Нет, конечно же, не всё так плохо. Были абсолютно нормальные люди, со здравым видением, с адекватным восприятием. С такими говорили о работе достаточно конструктивно. Но опять же. В чём минус порядочного человека. Не станет он говорить, из – за кого конкретно получилось так и так, или происходит так, а не иначе. Незаметно подошёл конец рабочего дня, и вспомнилась прошедшая ночь. Сейчас это казалось сном. Может, это и правда был сон? Ладно, там посмотрим. Лягу сегодня пораньше. Сказано – сделано. Отвёз своих в центр города - решили прогуляться - а сам, через магазин, поехал домой. Разложил продукты, переоделся, взял пиво и стал вникать в прошлый отчёт своих аудиторов.
Да. Деньги уводили. Но сначала хотя бы пытались всё это дело вуалировать, а последний год просто нагло. Видимо лесть даёт своё, и директор правда почувствовал себя всемогущим. Но суммы меньше, чем я ожидал. Ладно, об этом позже. И только я подумал про сон - «топ-топ-топ-топ» - из детской в кухню. Сразу стало тоскливо, и захотелось водки. Вообще-то, я водку пью крайне редко. Для этого должны совпасть слишком много факторов, как то свободное время, хорошая компания, соответствующая закуска, и, главное – настроение. Но наверно кому-то знакомо чувство, когда хочется залпом пол стакана. Пока одевался – пробегали два раза. Даже не поворачивался. Взял «бобик» и покатил в сторону работы. По дороге, под мостом, был замечен ресторан с грузинским названием. Жареное мясо – это всегда хорошо. И водка должна там быть.

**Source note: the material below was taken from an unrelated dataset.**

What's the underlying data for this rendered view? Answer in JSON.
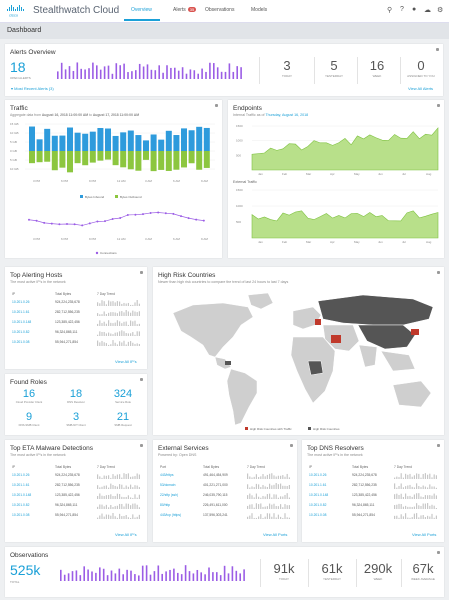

Ресторан оказался очень приличный, стилизованный. Персонал явно набирали не с улицы. Высокий уровень. Отдал мэтру ключи от «бобика», и попросил через час – полтора меня отвести, назвал адрес. Сделал заказ. Через пару минут вышел шеф повар, поинтересоваться, как лучше приготовить. Еда была действительно достойная, водка в меру холодная, поэтому напился я быстро, был доставлен по названному адресу, как лёг спать – не помню. Утром, стоя под душем, подумал, что это не выход. Уходить от проблем не в моих правилах. Проблема есть, её надо решить. Можно каждый день напиваться, можно съехать отсюда, но это не решение. Как-то же здесь жили. Вид у квартиры достаточно жилой. Да наверно в эту сторону и надо двигаться. Ключи от «бобика» нашёл на полочке у зеркала.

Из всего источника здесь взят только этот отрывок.